[Rasch] Fan: > Is replicating Fan's research worthwhile? I'mvoting no for now...
ici_kalt at yahoo.com
Sun Nov 4 09:29:26 EST 2007
We have discussed many times that Rasch model is paradigmatic and that IRT tries to describe data. But we have to establish once and for always that the Rasch model IS NOT a part of IRT, even that models look similar the background is different. Is it possible to make a signed declaration to this regard? If not, let's sign a declaration saying that IRT and Rasch model are the same thing, but we must be clear on it (I prefer to say Rasch model IS NOT a part of IRT). Now, accepting that IRT only intends to describe data, I pass to the second part.
It makes me noise to think that CTT and Rasch go in different ways, and even opposite directions.
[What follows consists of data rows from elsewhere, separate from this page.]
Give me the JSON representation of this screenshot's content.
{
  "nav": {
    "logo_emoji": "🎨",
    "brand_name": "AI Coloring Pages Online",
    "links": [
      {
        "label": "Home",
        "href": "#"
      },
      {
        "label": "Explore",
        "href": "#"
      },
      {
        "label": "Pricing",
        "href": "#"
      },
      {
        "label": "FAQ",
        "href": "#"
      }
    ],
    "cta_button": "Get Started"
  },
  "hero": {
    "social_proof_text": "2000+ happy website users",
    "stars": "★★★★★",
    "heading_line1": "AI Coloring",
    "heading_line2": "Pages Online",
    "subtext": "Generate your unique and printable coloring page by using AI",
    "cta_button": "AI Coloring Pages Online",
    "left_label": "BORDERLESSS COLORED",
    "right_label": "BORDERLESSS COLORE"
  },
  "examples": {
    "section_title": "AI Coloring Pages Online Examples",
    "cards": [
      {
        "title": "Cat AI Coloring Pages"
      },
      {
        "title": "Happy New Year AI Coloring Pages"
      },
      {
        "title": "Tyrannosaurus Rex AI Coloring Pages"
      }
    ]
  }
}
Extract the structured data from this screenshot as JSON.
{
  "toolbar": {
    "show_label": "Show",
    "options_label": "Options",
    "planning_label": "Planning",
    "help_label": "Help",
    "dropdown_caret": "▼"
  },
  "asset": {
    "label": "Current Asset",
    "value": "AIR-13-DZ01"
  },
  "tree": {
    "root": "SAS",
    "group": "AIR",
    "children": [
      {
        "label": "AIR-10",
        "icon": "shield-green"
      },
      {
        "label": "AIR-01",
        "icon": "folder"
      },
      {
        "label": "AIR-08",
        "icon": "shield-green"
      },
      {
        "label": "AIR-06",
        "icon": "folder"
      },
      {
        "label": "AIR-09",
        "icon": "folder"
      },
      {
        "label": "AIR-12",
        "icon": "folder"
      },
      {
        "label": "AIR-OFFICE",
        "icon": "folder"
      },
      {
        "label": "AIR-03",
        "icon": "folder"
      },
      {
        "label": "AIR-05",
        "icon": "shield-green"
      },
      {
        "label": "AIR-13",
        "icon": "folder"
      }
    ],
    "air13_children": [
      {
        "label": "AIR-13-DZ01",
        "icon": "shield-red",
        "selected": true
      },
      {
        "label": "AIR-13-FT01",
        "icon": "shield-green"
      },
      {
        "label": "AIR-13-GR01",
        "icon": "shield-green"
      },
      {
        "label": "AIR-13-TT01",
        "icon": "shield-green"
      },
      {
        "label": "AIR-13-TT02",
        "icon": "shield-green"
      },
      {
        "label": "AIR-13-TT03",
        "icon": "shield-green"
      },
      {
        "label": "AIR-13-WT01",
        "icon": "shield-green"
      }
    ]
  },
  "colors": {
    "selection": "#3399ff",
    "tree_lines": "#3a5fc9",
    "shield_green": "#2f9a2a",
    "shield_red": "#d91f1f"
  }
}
This is not the case and we all know that, otherwise how can we accept that the number right responses is sufficient to calculate the Rasch measure?
What we can say with CTT is very close to what we can say with Rasch and viceversa, or quite close. But we have to make some distinctions.
Concerning item analysis:
1) Rasch analysis regards item difficulty and fit. We need to improve the fit models as they depend on N, population size.
2) CTT regards item difficulty and discrimination. If possible for everybody please don't consider point biserial correlation as item discrimination. rpbis is only a Pearson correlation between measures of persons and the dicothomy of right-wrong response: high correlation indicates that the item relates to the remaining items of the set, it is more associated to the validity of the item to measure the same variable as the set where it belongs; this correlation has nothing to do with discrimination, even if many authors and many of us are using rpbis to identify discrimination. Previous definitions of discrimination (say PD) as the difference between subgroups (high and low) are more comprehensible and correct.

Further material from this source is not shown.